A medication used to treat heart failure, tolvaptan, appears to improve some symptoms and signs of heart failure during hospitalization, but does not reduce the risk of re-hospitalization or death, according to two articles in the issue of JAMA. The study is being released early to coincide with its presentation at the American College of Cardiology's annual conference.
During the past 2 decades, there have been substantial advances in drug therapy for chronic heart failure (HF), but the number of annual hospitalizations for HF continues to increase, and the risk of death remains high among patients hospitalized with HF, according to background information in the first article. "To date, no treatment initiated at the time of hospitalization for acute decompensated [characterized by severe symptoms and signs] HF has been found to improve clinical outcomes. In fact, in randomized controlled trials of such treatments, the observed clinical benefits have been marginal at best, and concern has been raised about the adverse effect of these treatments on long-term clinical outcomes."

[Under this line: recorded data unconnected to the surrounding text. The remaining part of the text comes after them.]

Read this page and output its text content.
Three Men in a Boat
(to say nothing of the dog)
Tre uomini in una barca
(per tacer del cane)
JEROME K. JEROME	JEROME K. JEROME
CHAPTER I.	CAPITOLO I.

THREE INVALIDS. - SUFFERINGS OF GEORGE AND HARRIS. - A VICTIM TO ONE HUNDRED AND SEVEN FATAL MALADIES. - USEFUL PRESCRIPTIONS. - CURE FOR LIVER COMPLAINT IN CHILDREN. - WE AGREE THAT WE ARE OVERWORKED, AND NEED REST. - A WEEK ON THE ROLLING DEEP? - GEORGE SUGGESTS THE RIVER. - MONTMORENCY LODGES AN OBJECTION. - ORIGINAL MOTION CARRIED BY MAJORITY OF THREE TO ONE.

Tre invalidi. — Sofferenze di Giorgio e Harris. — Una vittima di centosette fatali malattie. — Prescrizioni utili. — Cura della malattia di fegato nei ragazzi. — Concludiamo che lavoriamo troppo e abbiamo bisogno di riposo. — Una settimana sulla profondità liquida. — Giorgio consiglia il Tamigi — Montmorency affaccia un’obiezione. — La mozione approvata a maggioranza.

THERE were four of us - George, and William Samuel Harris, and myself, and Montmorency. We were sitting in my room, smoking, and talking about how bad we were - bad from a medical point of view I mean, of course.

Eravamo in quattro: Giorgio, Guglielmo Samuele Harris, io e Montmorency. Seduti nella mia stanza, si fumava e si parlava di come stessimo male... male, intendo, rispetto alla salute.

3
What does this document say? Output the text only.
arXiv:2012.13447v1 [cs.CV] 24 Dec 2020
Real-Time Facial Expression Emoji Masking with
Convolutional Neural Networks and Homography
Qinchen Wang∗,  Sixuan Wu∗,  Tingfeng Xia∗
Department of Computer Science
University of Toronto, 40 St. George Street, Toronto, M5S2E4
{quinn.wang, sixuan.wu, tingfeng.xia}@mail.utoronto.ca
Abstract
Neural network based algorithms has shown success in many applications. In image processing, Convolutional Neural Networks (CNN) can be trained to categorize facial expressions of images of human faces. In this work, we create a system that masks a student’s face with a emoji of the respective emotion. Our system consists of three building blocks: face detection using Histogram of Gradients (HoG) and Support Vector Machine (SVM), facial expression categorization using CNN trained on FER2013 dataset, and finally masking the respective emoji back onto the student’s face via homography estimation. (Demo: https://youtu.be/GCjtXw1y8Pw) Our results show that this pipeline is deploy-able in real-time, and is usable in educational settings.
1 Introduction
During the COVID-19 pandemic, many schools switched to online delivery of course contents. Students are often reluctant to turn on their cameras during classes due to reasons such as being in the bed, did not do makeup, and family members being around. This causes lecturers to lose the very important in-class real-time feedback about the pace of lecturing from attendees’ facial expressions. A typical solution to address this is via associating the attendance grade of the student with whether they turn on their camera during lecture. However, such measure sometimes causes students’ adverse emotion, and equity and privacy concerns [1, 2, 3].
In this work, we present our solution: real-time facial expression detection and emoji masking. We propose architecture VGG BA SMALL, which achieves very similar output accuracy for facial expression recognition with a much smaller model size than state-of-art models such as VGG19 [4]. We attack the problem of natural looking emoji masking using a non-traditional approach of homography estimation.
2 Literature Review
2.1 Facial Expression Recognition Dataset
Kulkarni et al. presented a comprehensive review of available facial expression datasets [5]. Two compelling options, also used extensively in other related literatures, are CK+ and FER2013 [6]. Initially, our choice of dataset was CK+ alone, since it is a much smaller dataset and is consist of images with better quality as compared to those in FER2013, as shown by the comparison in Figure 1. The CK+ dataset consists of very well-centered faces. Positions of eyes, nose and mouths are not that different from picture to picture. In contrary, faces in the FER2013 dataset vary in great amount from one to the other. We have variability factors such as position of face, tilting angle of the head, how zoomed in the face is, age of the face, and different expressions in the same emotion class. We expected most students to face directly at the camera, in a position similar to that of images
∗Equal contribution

Marvin A. Konstam, M.D., of Tufts - New England Medical Center, Boston, and colleagues with the Efficacy of Vasopressin Antagonism in Heart Failure: Outcome Study With Tolvaptan (EVEREST) trial, examined the long-term clinical outcomes of the heart failure medication tolvaptan. The trial, comprised of two short-term clinical status studies, included 4,133 patients hospitalized with heart failure at 359 North American, South American, and European sites between October 2003 and February 2006, and followed up during long-term treatment. Within 48 hours of hospital admission, the patients were randomly assigned to receive oral tolvaptan, 30 mg once per day (n = 2,072), or placebo (n = 2,061) for a minimum of 60 days, in addition to standard therapy.
The researchers found that during a median (midpoint) follow-up of 9.9 months, 25.9 percent of patients in the tolvaptan group and 26.3 percent in the placebo group died. The combined outcome of cardiovascular death or hospitalization for heart failure occurred in 42 percent of the tolvaptan patients and 40.2 percent of the placebo group patients. The secondary end points of the combined outcome of cardiovascular death or cardiovascular hospitalization, the incidence of cardiovascular death and clinical worsening of HF did not differ between the 2 treatment groups. Tolvaptan significantly improved secondary end points of day 1 patient-assessed dyspnea (difficulty in breathing), day 1 body weight and day 7 edema (swelling from excessive accumulation of fluid in tissue). The frequency of major adverse events were similar in the 2 groups.
"Long-term tolvaptan treatment had no effect, either favorable or unfavorable, on all-cause mortality or the combined end point of cardiovascular mortality or subsequent hospitalization for worsening HF," the authors write. "Our long-term clinical outcome findings do not justify continuation of tolvaptan treatment beyond the time of improvement in fluid balance and clinical status. ... However, our findings of sustained reduction in body weight, without worsening of renal function and with sustained normalization of serum sodium levels in patients with baseline hyponatremia [abnormally low concentration of sodium in the blood], suggest a role for either longer-term or intermittent tolvaptan treatment, at least in patients in whom abnormalities in fluid and electrolyte balance and/or renal function are difficult to manage by other means."